Quote: As a side note. Would it be possible to argue that this the minimum number of moves for a $2 \times 2$ grid is $3$ (not hard to prove), and then saying that there are $\frac{n^2}{4}$ of those grids on the $n \times n$ grid, hence the minimum? Or this is not enough? I always get confused with this kind of problems. not neccessary,for example there might be a move involving $2$ numbers belonging to $2$ different $2\times2$ squares that might reduce each of those squares into needing only $2$more moves to get all $4$ $0$s hence, resulting in needing $5$ moves for $2$ of the $2\times2$ squares.Of course this is obviously false, but we cannot say the same to bigger $m\times n$ rectangles

Assume we have a sequence of moves which takes all squares to zero.

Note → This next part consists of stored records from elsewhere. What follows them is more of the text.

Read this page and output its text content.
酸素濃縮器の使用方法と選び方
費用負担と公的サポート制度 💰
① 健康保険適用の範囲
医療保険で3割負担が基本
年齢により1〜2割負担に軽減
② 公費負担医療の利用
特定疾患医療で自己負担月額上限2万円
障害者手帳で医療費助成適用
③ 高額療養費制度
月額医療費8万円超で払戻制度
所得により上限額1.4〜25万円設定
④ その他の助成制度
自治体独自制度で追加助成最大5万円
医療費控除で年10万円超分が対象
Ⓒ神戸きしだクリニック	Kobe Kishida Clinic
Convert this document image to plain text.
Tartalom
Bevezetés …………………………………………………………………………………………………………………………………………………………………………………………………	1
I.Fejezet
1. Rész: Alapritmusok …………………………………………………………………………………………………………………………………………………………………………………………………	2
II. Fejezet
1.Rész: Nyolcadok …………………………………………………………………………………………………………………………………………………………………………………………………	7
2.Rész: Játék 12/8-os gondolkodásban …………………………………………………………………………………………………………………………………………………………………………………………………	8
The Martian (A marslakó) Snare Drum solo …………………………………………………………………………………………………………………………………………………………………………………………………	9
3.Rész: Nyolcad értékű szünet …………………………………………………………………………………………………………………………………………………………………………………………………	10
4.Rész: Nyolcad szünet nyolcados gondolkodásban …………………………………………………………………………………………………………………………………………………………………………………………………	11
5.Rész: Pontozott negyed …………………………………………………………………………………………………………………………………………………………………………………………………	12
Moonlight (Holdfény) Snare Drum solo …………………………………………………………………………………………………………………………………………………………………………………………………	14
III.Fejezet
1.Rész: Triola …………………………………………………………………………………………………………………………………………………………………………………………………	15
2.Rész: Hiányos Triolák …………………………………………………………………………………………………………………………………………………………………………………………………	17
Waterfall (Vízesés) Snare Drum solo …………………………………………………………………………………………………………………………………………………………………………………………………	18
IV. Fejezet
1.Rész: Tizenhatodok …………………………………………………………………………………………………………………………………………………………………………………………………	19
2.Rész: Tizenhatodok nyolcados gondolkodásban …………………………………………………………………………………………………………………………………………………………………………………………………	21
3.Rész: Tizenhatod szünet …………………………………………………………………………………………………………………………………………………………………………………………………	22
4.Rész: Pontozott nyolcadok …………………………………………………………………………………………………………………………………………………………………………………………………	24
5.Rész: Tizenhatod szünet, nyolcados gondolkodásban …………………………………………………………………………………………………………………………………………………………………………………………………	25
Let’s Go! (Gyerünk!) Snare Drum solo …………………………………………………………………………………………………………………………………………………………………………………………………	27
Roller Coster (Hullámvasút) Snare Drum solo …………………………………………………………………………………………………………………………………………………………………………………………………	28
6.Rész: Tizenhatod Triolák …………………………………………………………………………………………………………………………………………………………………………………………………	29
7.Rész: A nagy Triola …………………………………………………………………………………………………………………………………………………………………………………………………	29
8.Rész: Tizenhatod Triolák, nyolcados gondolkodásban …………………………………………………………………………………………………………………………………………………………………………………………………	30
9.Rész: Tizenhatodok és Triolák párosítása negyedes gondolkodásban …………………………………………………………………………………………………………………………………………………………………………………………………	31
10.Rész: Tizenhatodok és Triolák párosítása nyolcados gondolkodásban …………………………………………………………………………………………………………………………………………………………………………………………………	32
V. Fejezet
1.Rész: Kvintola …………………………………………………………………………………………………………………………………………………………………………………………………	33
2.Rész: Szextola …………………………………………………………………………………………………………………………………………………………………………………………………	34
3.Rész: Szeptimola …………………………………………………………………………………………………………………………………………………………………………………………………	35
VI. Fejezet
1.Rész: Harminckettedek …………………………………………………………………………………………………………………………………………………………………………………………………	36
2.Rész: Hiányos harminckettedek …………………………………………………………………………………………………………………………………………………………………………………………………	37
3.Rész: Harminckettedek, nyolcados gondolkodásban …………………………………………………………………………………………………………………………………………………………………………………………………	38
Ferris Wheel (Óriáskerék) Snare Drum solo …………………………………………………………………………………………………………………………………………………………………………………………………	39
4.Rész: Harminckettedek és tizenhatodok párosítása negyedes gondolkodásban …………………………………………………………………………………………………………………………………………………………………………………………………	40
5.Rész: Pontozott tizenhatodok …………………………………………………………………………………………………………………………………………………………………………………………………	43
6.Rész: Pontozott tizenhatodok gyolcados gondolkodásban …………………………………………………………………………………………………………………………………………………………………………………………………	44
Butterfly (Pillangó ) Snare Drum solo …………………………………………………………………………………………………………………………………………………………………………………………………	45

Notice that each square must be involved in at least one move, since all of the initial numbers are non-zero. Call a square faithful if it was involved in exactly one move, and unfaithful otherwise. Additionally, call a move faithful if it involves a faithful square, and unfaithful otherwise. Notice that two faithful squares cannot be brought to zero using the same move, as all the initial numbers are different. Hence, each faithful move involves one faithful square, and one unfaithful square. Let $k$ be the number of faithful moves performed. By the previous observation, this is equal to the number of faithful squares. Let $n(S)$ be the number of moves that affect a square $S$. Then the number of moves $m$ satisfies: $$m = \frac{1}{2}\sum_{S} n(S) \geq \frac{k + 2(n^2 - k)}{2} = n^2 - \frac{k}{2}$$ As all $n^2 - k$ unfaithful squares were involved in at least two moves. Now, for each square $S$, let $f(S)$ be the number of faithful moves it was involved in, then $f(S) = 1$ if whenever $S$ is faithful. Now, consider an unfaithful square that initially contains the number $r$, we will prove that it was involved in at least one unfaithful move. Assume otherwise, then there must be a subset of its neighbors whose initial numbers add up to $r$. As the possible neighbors of $r$ are $r - 1, r + 1, r - n$ and $r + n$, this is only possible if $(r - 1) + (r - n) = r$, which implies $r = n + 1$. However, in this case, $r - 1$ is not a neighbor of $r$. Thus, the number $m$ of moves performed satisfies: $$m = \frac{1}{2}\sum_{S}n(S) \geq \frac{1}{2}\left(k + \sum_{S \text{ unfaithful}} (f(S) + 1)\right) = \frac{1}{2}\left(n^2 + \sum_{S \text{ unfaithful}} f(S)\right) = \frac{1}{2}(n^2 + k)$$ Where the last equality follows from the fact that each faithful move involves exactly one unfaithful squares. Thus $m \geq \max\left(n^2 - \frac{k}{2}, \frac{n^2 + k}{2}\right)$. Hence $m$ must be greater than or equal to the average of these two numbers, which is exactly $\frac{3n^2}{4}$

Consider a graph $G$ with vertices corresponding to each square, such that two vertices are adjacent if and only if a move was made which involves them both. Consider a connected component in this graph, it must have at least two vertices as every number is initially nonzero. Additionally, it may not have exactly two vertices, since all the squares initially have different numbers in them. Assume that is has exactly three vertices, then clearly one of them has degree two, while the other two have degree one. Thus, the number which corresponds to the vertex with degree two must be equal to the sum of two of its neighbors, which is easily shown to be impossible. Thus each connected component in $G$ has at least $4$ vertices, and thus $G$ has at most $\frac{n^2}{4}$ connected components. Let $C_1, C_2, \dots, C_m$ be $G$'s connected components and let $v_i, e_i$ be the number of vertices and edges in $C_i$, respectively. Then $e_i \geq v_i - 1$ for each $i$ and thus the total number of edges $e$ of $G$ satisfies: $$e \geq (v_1 - 1) + (v_2 - 1) + \dots + (v_m - 1) = v_1 + v_2 + \dots + v_m - m = n^2 - m \geq \frac{3n^2}{4}$$ And we are done, as the number of edges in $G$ is equal to the number of moves performed.